The presumptive Republican presidential nominee Donald Trump on Monday offered a plan for reforming the Department of Veterans Affairs that would seem to give veterans the option of getting medical care outside the VA -- including at private hospitals -- with the government paying the bills.
"Every veteran will get timely access to top quality medical care – every veteran," Trump said during a campaign event in Virginia Beach.
"Veterans should be guaranteed the right to choose their doctor and clinics, whether at a VA facility or at a private medical center," he said. "We must extend this right to all veterans, not just those who can't get an appointment within 30 days or who live more than 40 miles from a VA hospital, which is, unfortunately, the current and wrong policy."
Reiterating that promise later in his remarks, Trump said he will "make sure that every veteran in America has the choice to seek care at the veterans administration or private medical care paid for by our government."
Trump's comments were enthusiastically received by his supporters at Virginia Beach, where he was introduced by Rep. Jeff Miller, a Republican from Florida and chairman of the House Veterans Affairs Committee. Miller helped draft the 10-point reform plan the Trump is pushing.
Miller, who is retiring from Congress this year, took the opportunity to endorse Trump and also slam presumptive Democratic nominee Hillary Clinton as someone "painfully out of touch with the veterans' community" for believing the wait-time scandal that broke two years ago was overly exaggerated.
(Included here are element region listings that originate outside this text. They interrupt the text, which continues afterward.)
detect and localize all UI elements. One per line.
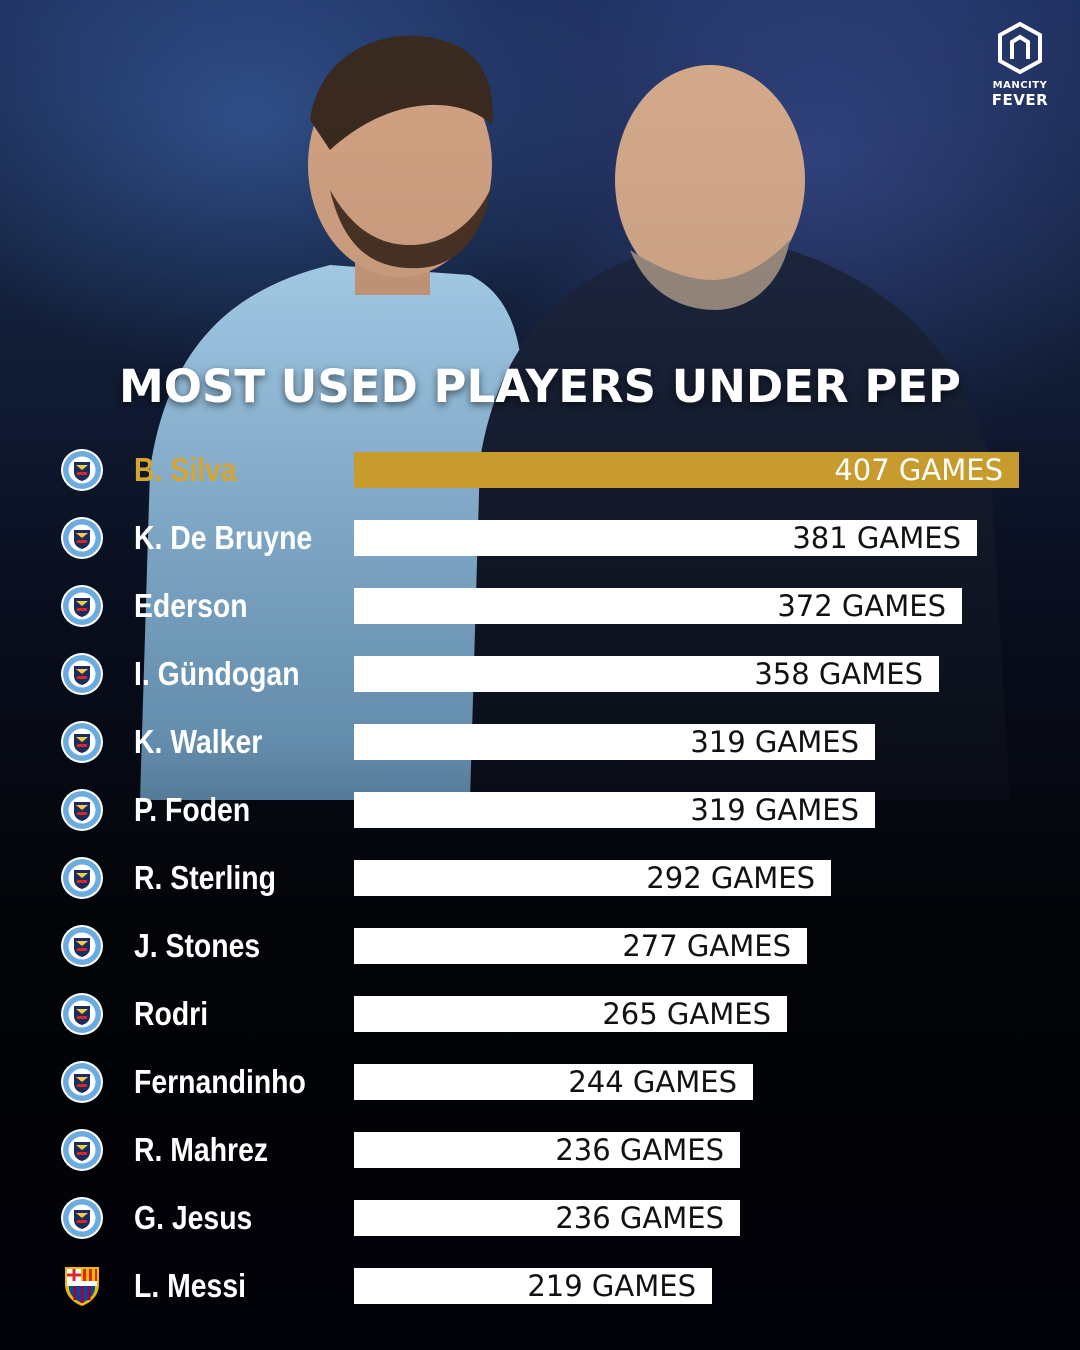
category-label: Rodri xyxy=(134,995,209,1032)
data-label: 219 GAMES xyxy=(527,1269,696,1303)
data-label: 277 GAMES xyxy=(622,929,791,963)
brand-name-line2: FEVER xyxy=(991,91,1049,109)
bar: 244 GAMES xyxy=(354,1064,753,1100)
chart-row: K. Walker 319 GAMES xyxy=(0,721,1080,763)
man-city-crest-icon xyxy=(61,653,103,695)
data-label: 236 GAMES xyxy=(555,1133,724,1167)
chart-row: Fernandinho 244 GAMES xyxy=(0,1061,1080,1103)
data-label: 319 GAMES xyxy=(690,793,859,827)
bar: 407 GAMES xyxy=(354,452,1019,488)
bar: 319 GAMES xyxy=(354,724,875,760)
chart-row: P. Foden 319 GAMES xyxy=(0,789,1080,831)
data-label: 319 GAMES xyxy=(690,725,859,759)
category-label: L. Messi xyxy=(134,1267,246,1304)
man-city-crest-icon xyxy=(61,857,103,899)
chart-row: Ederson 372 GAMES xyxy=(0,585,1080,627)
data-label: 358 GAMES xyxy=(754,657,923,691)
chart-row: L. Messi 219 GAMES xyxy=(0,1266,1080,1306)
data-label: 407 GAMES xyxy=(834,453,1003,487)
man-city-crest-icon xyxy=(61,721,103,763)
bar: 381 GAMES xyxy=(354,520,977,556)
man-city-crest-icon xyxy=(61,585,103,627)
chart-row: I. Gündogan 358 GAMES xyxy=(0,653,1080,695)
category-label: P. Foden xyxy=(134,791,251,828)
chart-row: Rodri 265 GAMES xyxy=(0,993,1080,1035)
chart-row: R. Mahrez 236 GAMES xyxy=(0,1129,1080,1171)
brand-shield-icon xyxy=(998,21,1042,75)
bar: 265 GAMES xyxy=(354,996,787,1032)
man-city-crest-icon xyxy=(61,1061,103,1103)
man-city-crest-icon xyxy=(61,1197,103,1239)
man-city-crest-icon xyxy=(61,449,103,491)
chart-row: B. Silva 407 GAMES xyxy=(0,449,1080,491)
man-city-crest-icon xyxy=(61,925,103,967)
data-label: 236 GAMES xyxy=(555,1201,724,1235)
man-city-crest-icon xyxy=(61,1129,103,1171)
bar: 277 GAMES xyxy=(354,928,807,964)
category-label: B. Silva xyxy=(134,451,237,488)
brand-logo: MANCITY FEVER xyxy=(980,21,1060,112)
man-city-crest-icon xyxy=(61,517,103,559)
category-label: K. De Bruyne xyxy=(134,519,313,556)
chart-row: J. Stones 277 GAMES xyxy=(0,925,1080,967)
chart-title: MOST USED PLAYERS UNDER PEP xyxy=(118,360,962,413)
man-city-crest-icon xyxy=(61,789,103,831)
chart-row: R. Sterling 292 GAMES xyxy=(0,857,1080,899)
bar: 219 GAMES xyxy=(354,1268,712,1304)
category-label: J. Stones xyxy=(134,927,261,964)
data-label: 265 GAMES xyxy=(602,997,771,1031)
bar: 236 GAMES xyxy=(354,1200,740,1236)
data-label: 372 GAMES xyxy=(777,589,946,623)
bar: 319 GAMES xyxy=(354,792,875,828)
category-label: Fernandinho xyxy=(134,1063,306,1100)
category-label: K. Walker xyxy=(134,723,263,760)
data-label: 244 GAMES xyxy=(568,1065,737,1099)
chart-row: G. Jesus 236 GAMES xyxy=(0,1197,1080,1239)
category-label: R. Sterling xyxy=(134,859,276,896)
bar: 292 GAMES xyxy=(354,860,831,896)
barcelona-crest-icon xyxy=(65,1267,99,1306)
category-label: G. Jesus xyxy=(134,1199,253,1236)
bar: 372 GAMES xyxy=(354,588,962,624)
category-label: R. Mahrez xyxy=(134,1131,269,1168)
bar: 358 GAMES xyxy=(354,656,939,692)
chart-row: K. De Bruyne 381 GAMES xyxy=(0,517,1080,559)
data-label: 292 GAMES xyxy=(646,861,815,895)
data-label: 381 GAMES xyxy=(792,521,961,555)
category-label: Ederson xyxy=(134,587,248,624)
bar: 236 GAMES xyxy=(354,1132,740,1168)
category-label: I. Gündogan xyxy=(134,655,300,692)
man-city-crest-icon xyxy=(61,993,103,1035)
brand-name-line1: MANCITY xyxy=(992,80,1048,91)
"America needs a commander-in-chief who understands veterans of today, committed to solving the problems. You won't get that from a career bureaucrat like Hillary Clinton," the congressman said.
Trump's apparent commitment to opening up more of private sector healthcare to veterans is one of the ideas advocated by the Commission on Care, which released its report on VA health last week. That recommendation is widely backed by Miller and other conservative lawmakers.
VA officials led by Secretary Bob McDonald and many Democratic lawmakers are leery of allowing veterans to go into the community for their care. What they may gain in convenience could have consequences to their long-term treatment as well as the viability of a veteran-specific health care system.
McDonald at numerous venues has said what is lost by broad and unrestricted use of private health care is the continuity of care that VA now provides, with every visit, diagnosis and treatment recorded and coordinated. It also risks losing the VA the ability to conduct the kinds of medical research that might be valuable to veterans but not be viewed as important or profitable enough to be pursued by outside researchers.
Most of the 10 proposals Trump pitched on Monday deal with lowering the boom on VA officials.
He promised to appoint a VA secretary whose job would be "to clean up" the department; use every authority to remove and discipline managers who fail veterans or breach the public trust; ask Congress for legislation to give a new secretary authority to remove any employee who risks the health, safety or well-being of any veteran; and appoint a commission to investigate wrongdoing at the VA and use the findings as the basis for legislative reform.
He also pledged to protect "honest, dedicated" agency employees from retribution and see they are in line for promotion as a reward for good work; set up a "private White House hotline" for complaints, which he will personally address if the department leadership cannot; prevent bad employees and managers from receiving bonuses, reform the visa program for foreign workers and give veterans top priority in employment; and increase the number of mental health care facilities and care workers for veterans.